Personal information
- Full name: Ernest George Copland
- Date of birth: 14 October 1923
- Place of birth: Montrose, Scotland
- Date of death: December 1971 (aged 48)
- Place of death: Elizabeth, Australia
- Position(s): Forward

Youth career
- 1944–1948: Hillside United

Senior career*
- Years: Team / Apps / (Gls)
- 1948: Montrose Roselea
- 1948–1950: Arbroath / 15 / (5)
- 1950–1951: Dundee / 6 / (3)
- 1951–1958: Raith Rovers / 178 / (105)

= Ernie Copland =

Scottish footballer (1923–1971)

Ernie Copland (14 October 1924 – December 1971) was a Scottish footballer who played for Arbroath, Dundee and Raith Rovers. He was selected for Scotland's 1954 FIFA World Cup squad, but did not travel to the finals and never actually played for the national side.

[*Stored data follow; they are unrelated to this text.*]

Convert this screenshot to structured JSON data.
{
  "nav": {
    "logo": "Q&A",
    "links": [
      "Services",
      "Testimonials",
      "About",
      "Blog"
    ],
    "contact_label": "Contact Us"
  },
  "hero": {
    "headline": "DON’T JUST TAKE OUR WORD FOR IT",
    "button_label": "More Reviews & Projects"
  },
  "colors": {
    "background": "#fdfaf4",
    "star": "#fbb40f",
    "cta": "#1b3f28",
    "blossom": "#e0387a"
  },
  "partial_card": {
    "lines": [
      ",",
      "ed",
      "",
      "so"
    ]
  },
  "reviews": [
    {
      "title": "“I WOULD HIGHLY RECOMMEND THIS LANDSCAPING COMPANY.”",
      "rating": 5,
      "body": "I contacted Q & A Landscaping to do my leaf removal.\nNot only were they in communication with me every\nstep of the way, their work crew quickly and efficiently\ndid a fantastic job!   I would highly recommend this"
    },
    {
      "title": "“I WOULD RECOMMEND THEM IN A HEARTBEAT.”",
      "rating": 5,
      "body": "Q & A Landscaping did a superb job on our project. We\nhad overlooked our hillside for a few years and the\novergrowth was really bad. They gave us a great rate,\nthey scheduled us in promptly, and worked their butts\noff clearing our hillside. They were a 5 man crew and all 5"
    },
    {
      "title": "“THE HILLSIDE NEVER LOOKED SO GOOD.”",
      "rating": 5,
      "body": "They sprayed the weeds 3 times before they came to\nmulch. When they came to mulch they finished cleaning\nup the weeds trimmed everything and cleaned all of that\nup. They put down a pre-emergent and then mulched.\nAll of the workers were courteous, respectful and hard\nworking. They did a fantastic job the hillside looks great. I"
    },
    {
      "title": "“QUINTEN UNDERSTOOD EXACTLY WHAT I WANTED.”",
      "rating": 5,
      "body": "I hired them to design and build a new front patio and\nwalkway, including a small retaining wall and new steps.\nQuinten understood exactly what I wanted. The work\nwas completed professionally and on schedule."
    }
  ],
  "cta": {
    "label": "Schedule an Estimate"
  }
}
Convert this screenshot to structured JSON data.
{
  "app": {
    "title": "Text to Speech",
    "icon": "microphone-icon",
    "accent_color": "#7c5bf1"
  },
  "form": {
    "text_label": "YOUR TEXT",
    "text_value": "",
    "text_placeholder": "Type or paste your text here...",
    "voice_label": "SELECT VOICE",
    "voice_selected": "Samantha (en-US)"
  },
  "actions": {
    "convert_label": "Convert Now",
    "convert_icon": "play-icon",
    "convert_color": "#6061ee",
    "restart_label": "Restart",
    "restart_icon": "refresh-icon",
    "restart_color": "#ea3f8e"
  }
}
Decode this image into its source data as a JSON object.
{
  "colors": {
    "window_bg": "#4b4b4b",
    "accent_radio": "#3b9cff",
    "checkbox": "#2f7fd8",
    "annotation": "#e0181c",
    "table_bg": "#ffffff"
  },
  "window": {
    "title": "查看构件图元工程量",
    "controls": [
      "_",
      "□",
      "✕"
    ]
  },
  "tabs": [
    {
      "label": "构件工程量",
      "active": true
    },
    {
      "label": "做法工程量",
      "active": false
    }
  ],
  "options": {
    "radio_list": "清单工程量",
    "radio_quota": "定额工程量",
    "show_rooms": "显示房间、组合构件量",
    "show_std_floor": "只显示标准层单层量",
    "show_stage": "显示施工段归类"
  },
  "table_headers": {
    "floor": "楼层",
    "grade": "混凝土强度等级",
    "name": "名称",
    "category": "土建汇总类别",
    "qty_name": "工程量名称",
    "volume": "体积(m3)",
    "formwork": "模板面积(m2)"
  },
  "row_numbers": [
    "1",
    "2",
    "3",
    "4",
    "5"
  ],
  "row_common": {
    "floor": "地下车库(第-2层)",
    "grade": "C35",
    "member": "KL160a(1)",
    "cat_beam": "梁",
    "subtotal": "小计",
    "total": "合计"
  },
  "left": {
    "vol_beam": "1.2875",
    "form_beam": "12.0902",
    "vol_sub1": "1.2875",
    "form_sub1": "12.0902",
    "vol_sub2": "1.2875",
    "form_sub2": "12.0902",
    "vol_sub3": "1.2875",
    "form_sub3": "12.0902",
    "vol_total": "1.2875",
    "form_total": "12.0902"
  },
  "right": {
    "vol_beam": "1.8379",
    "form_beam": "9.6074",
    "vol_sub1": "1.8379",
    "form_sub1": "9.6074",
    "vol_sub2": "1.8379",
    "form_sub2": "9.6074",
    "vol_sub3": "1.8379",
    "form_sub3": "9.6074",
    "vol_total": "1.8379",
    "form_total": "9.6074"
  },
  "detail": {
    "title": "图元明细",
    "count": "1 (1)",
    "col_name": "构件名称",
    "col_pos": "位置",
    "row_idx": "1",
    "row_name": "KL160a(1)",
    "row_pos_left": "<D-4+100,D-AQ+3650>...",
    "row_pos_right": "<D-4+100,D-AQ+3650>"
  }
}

Although selected for the 22-man squad for the 1954 FIFA World Cup, the Scottish Football Association only budgeted to take 13 players (including only one goalkeeper) to the finals in Switzerland. Copland was one of the players who stayed at home on reserve, with the likes of Bobby Combe and Jimmy Binning.

Copland was chosen as reserve in the Scottish team for the World Cup qualifiers in 1957, and travelled to Basel (Switzerland), Stuttgart (Germany), and Madrid (Spain), but did not play.

Copland died Elizabeth, South Australia in December 1971, at the age of 47.